Wed 14 Jul 2010
Banning the burqa
Posted by Happy under Beliefs, Philosophy, Politics
Comments Off on Banning the burqa
Laws generally fall into 3 categories: (a) protecting the rights of individuals or minorities (b) regulating conduct (c) operating the state.
Type (a) laws only limit freedom to the extent that rights are in conflict: the protection of the rights of the victim restricts the rights of the perpetrator. Most laws in this category are a net positive for personal freedoms, and laws such as those in a Bill of Rights are entirely about freedoms.
Type (c) laws are relatively neutral on freedoms. The laws that set up the parliament, the police force, courts, ATO, banks, industry, contracts, public transport, infrastructure, corporations, etc have little impact on personal freedom. The agencies they create may have an impact, but not the laws themselves.
Type (b) laws are the ones we should worry about. They include laws on topics like public drunkenness, affray, most traffic laws, public nuisance, censorship, etc, etc. These are the “do-good” laws that sound great in theory but add up to the nanny state.
So what about banning the burqa?
I don’t favour a ban, because I see it as type (b), regulating conduct with no great contribution to the protection of rights. However, there are some undesirable aspects and it would be relatively easy to introduce 2 specific laws, to make it:
- A criminal offence for a person to engage or attempt to engage in any commercial, contractual or regulated transaction or activity, or the creation, signing, production of any document related to personal identity, without exposing one’s full face, except with the prior express and written permission of the other part(ies) or the relevant regulating organisation as the case may be;
- A criminal offence for a person to impose or attempt to impose any obligation or demand or exemption on any other person or organisation on the grounds of any religious belief, principle or claim.
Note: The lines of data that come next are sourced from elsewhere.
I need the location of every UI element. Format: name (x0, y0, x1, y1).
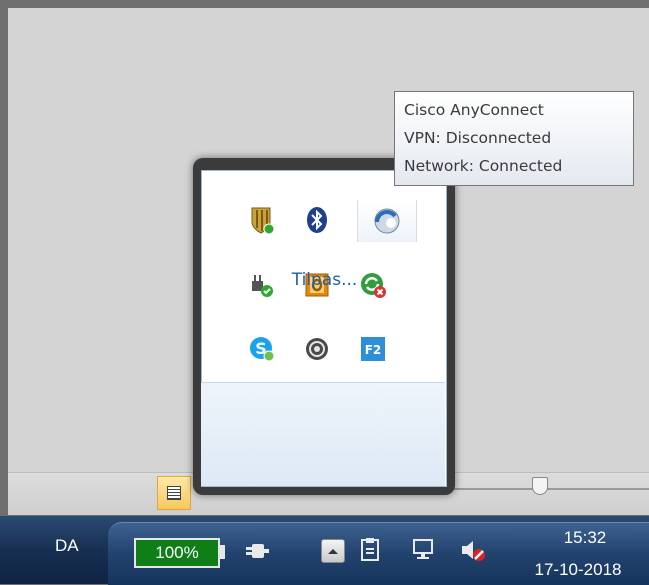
document-lines-icon (167, 486, 181, 500)
device-clipboard-icon[interactable] (356, 536, 384, 564)
tooltip-line-network: Network: Connected (404, 157, 563, 175)
customize-link[interactable]: Tilpas... (0, 270, 649, 290)
f2-icon[interactable]: F2 (357, 333, 389, 365)
tooltip-line-vpn: VPN: Disconnected (404, 129, 552, 147)
skype-icon[interactable]: S (246, 333, 278, 365)
battery-indicator[interactable]: 100% (134, 538, 220, 568)
zoom-slider-thumb[interactable] (532, 477, 548, 495)
ac-plug-icon[interactable] (243, 537, 271, 565)
tooltip-line-app: Cisco AnyConnect (404, 101, 544, 119)
view-toggle-button[interactable] (157, 476, 191, 510)
chevron-up-icon (328, 549, 338, 554)
bluetooth-icon[interactable] (301, 204, 333, 236)
antivirus-shield-icon[interactable] (246, 204, 278, 236)
battery-tip (219, 545, 225, 559)
svg-text:F2: F2 (365, 343, 382, 357)
cisco-anyconnect-icon[interactable] (357, 200, 417, 242)
volume-muted-icon[interactable] (459, 536, 487, 564)
gray-spiral-icon[interactable] (301, 333, 333, 365)
show-hidden-icons-button[interactable] (321, 539, 345, 563)
cisco-tooltip: Cisco AnyConnect VPN: Disconnected Netwo… (394, 91, 634, 186)
flyout-footer (201, 382, 445, 486)
clock-time[interactable]: 15:32 (540, 528, 630, 548)
language-indicator[interactable]: DA (55, 536, 79, 556)
network-icon[interactable] (409, 536, 437, 564)
clock-date[interactable]: 17-10-2018 (513, 560, 643, 580)
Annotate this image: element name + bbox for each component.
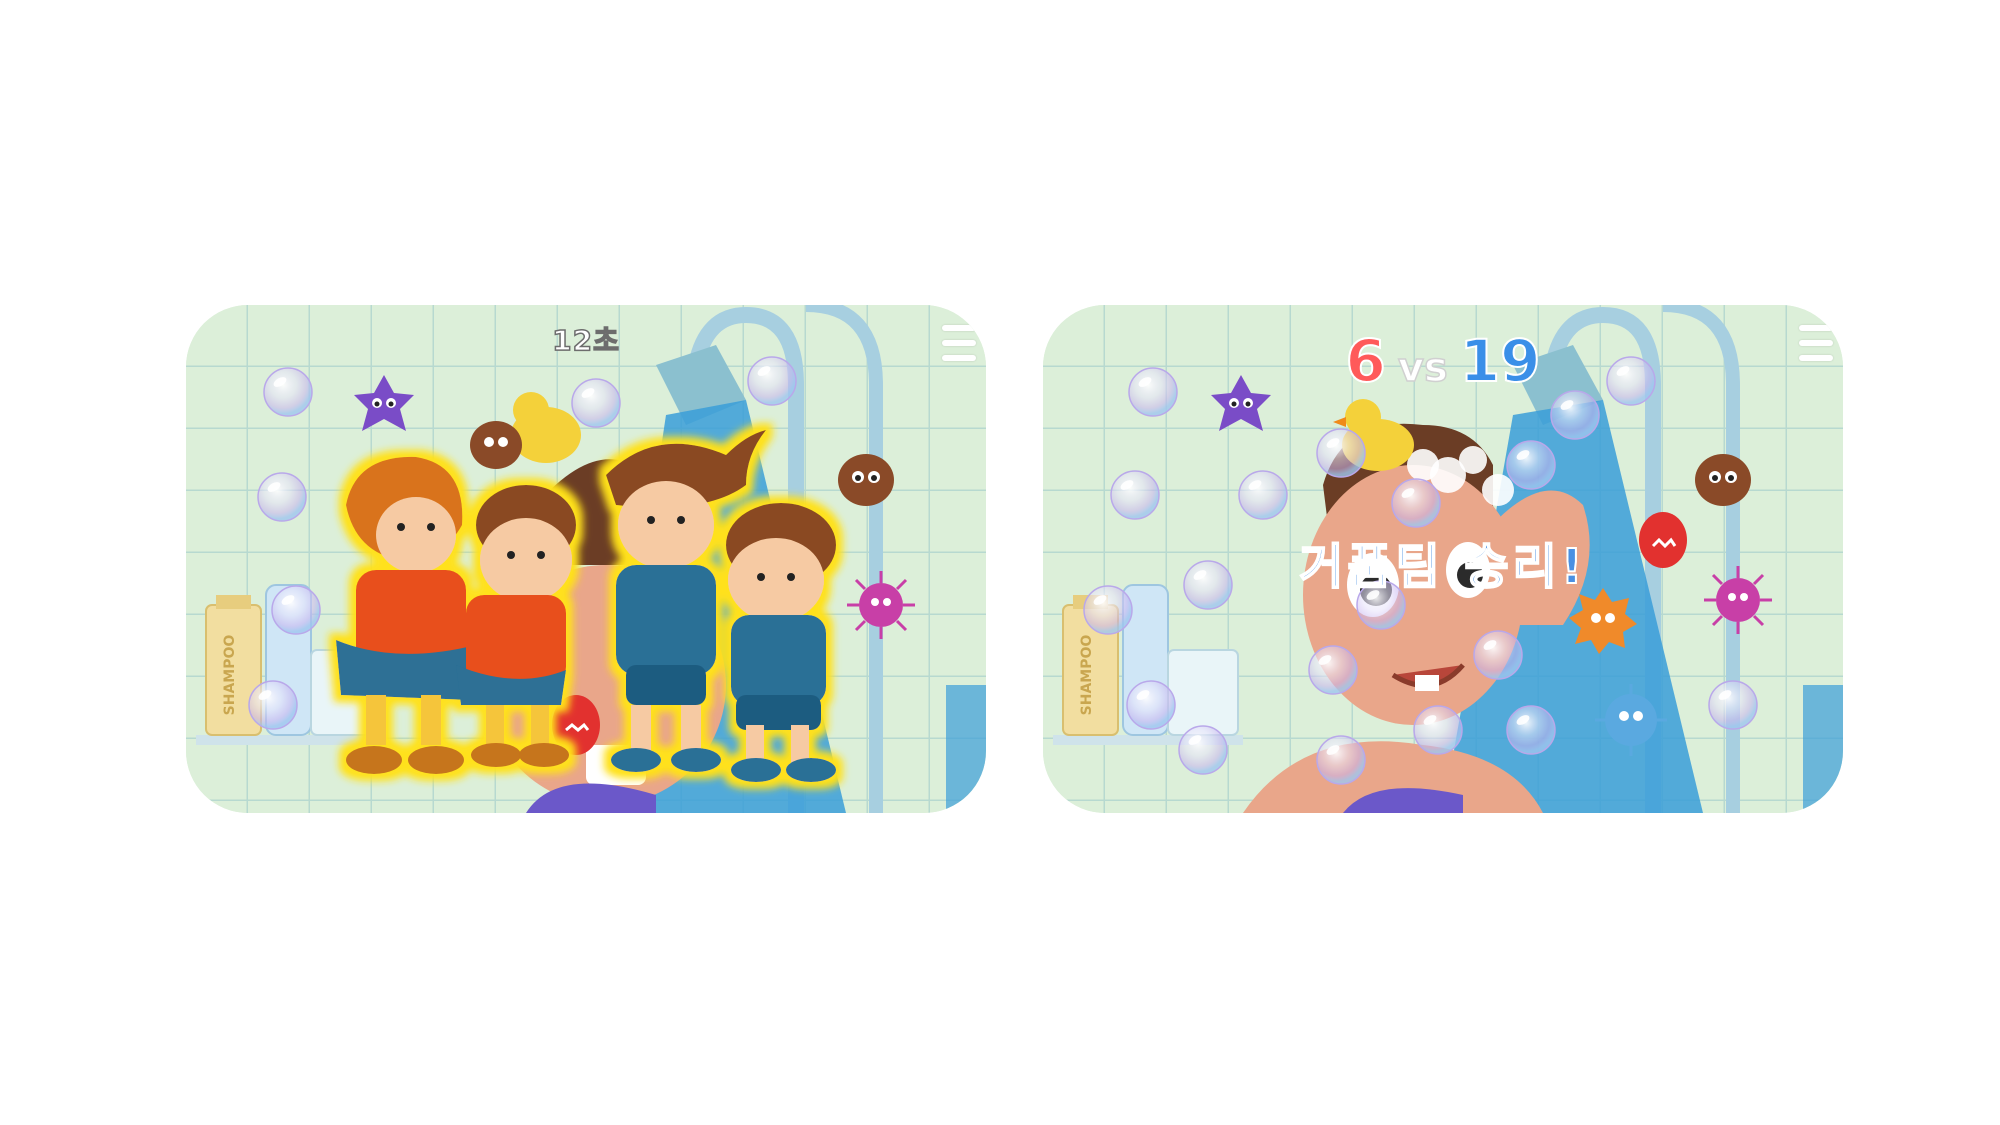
hamburger-menu-icon[interactable] [1799,321,1833,365]
bubble [1238,470,1288,520]
bathroom-scene: SHAMPOO [186,305,986,813]
soap-jar [1167,649,1239,736]
bubble [257,472,307,522]
bubble [263,367,313,417]
bubble [1708,680,1758,730]
bubble [1391,478,1441,528]
pink-virus [847,571,915,639]
bubble [1308,645,1358,695]
brown-germ-right [838,454,894,506]
bubble-team-score: 19 [1459,326,1542,396]
bubble [1506,440,1556,490]
bubble [747,356,797,406]
versus-label: vs [1397,344,1448,392]
bubble [1316,428,1366,478]
bubble [1473,630,1523,680]
result-message: 거품팀 승리! [1298,538,1587,596]
bubble [1126,680,1176,730]
towel-rail [1803,685,1843,813]
bubble [1110,470,1160,520]
brown-germ [1695,454,1751,506]
shampoo-label: SHAMPOO [1079,635,1095,716]
shelf [196,735,386,745]
countdown-timer: 12초 [551,323,620,358]
orange-team-score: 6 [1345,326,1387,396]
game-screen-countdown: SHAMPOO 12초 [186,305,986,813]
game-screen-result: SHAMPOO 6 vs 19 거품팀 승리! [1043,305,1843,813]
bubble [1316,735,1366,785]
towel-rail [946,685,986,813]
bubble [1506,705,1556,755]
bubble [1550,390,1600,440]
bubble [248,680,298,730]
bubble [271,585,321,635]
bubble [1413,705,1463,755]
shampoo-label: SHAMPOO [222,635,238,716]
brown-germ [470,421,522,469]
hamburger-menu-icon[interactable] [942,321,976,365]
bubble [1178,725,1228,775]
score-display: 6 vs 19 [1043,326,1843,396]
bubble [571,378,621,428]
The rationale is that you are personally free to do what you like but transactions with other people give them the right to know who they are dealing with, and you can hold what beliefs you like but not impose them on others.
So, you can wear your burqa, but you cannot buy or use a ticket for a train, tram or bus; cannot drive a car; cannot go shopping; cannot buy food etc unless you are willing to remove it whenever you interact with anyone; and you cannot use “freedom of religion” as an excuse to force your requirements onto others.
These are type (a) laws that protect the freedoms and rights of the people and organisations you interact with against unwelcome religion-based demands and obligations. I would like them to extend to a number of other religious groups, but we won’t go into that now.